そんなことを考えながら、定期的に落ちてくる滴を眺めていたら、電車が笹塚について、人がごっそりと降りていった。 俺の前に立っていたサラリーマン風も。 その後ろにいた、ジーンズに女物の靴の人はそのまま。

で、再度見上げると、ジーンズに女物の靴の人の髪が、ぐっしょり濡れていたのだった。 小太りの女のポニーテールが。 いや、ポニーテールというには、位置が下過ぎるか。 単に束ねただけの髪。 頭全体が濡れている訳ではなくて、その束ねた部分から先だけが濡れて、そこから定期的に、ぽたりぽたりと滴が落ちているのだった。
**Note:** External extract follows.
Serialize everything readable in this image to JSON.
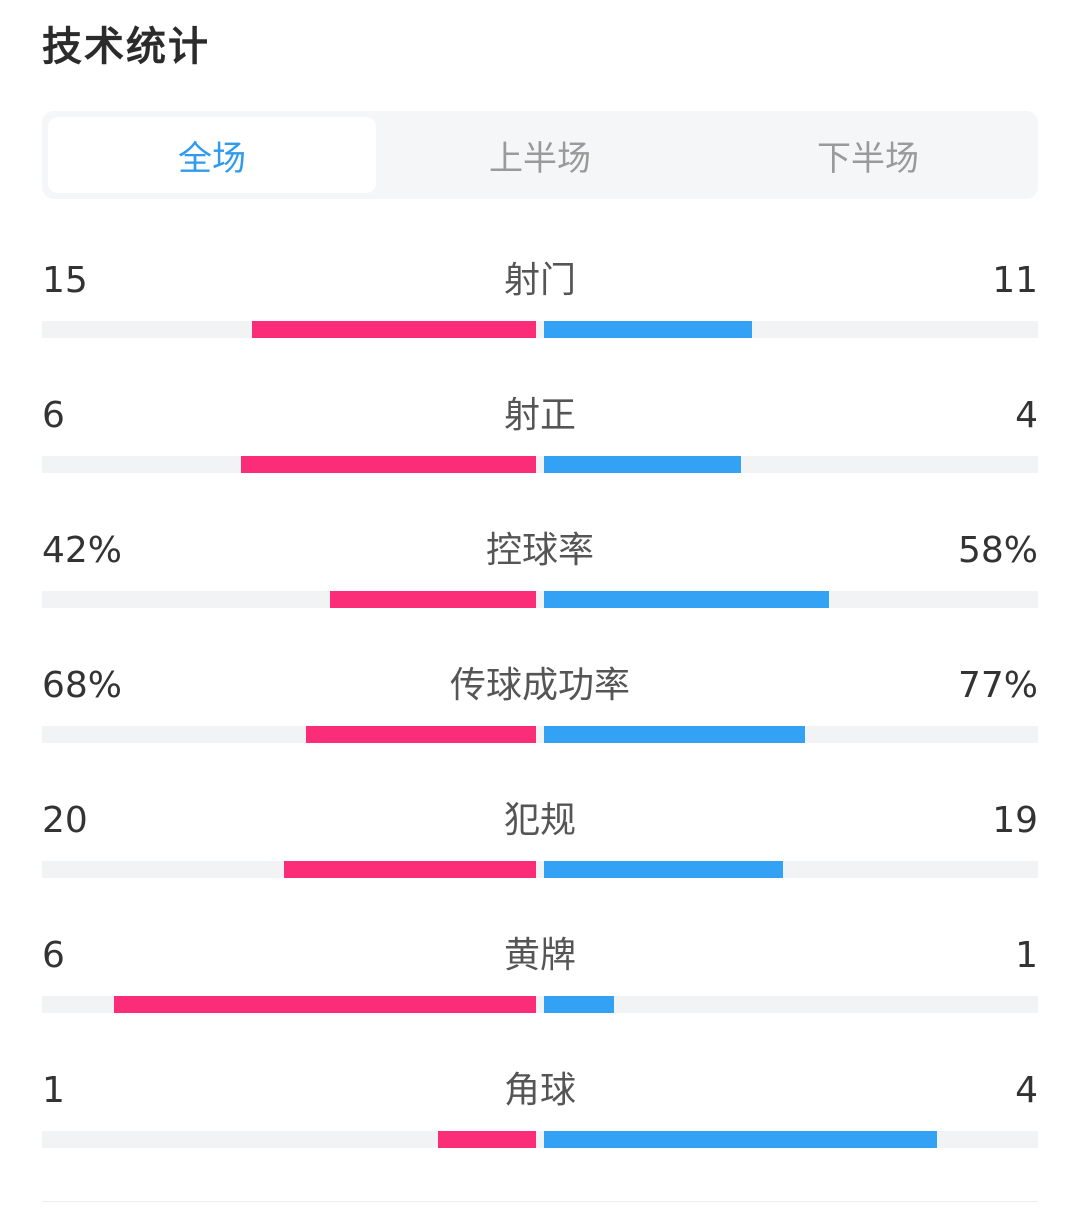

朝、洗った髪を乾かす暇がなくて、濡れたままで電車に乗ったんだろうか。 濡れた髪のままで満員電車に乗るのは、周囲には全くもって迷惑な話だが、可能性としてはこれが一番高い。 高いのだが。

彼女の束ねた髪の中にもう一つの顔が有る。 そっちの顔は人を食っている。 髪から垂れる滴は、その顔が 「美味そうな人がたくさんいる!」 なんて垂らしている涎。

その時、その濡れた髪を見ながら、そんなことを想像してしまったのだった。 で、 「ああ、だから小太りなのか」 なんて失礼極まりない納得までしてしまったのだった。

ごめんなさい。 どこの誰かは知らないけれど。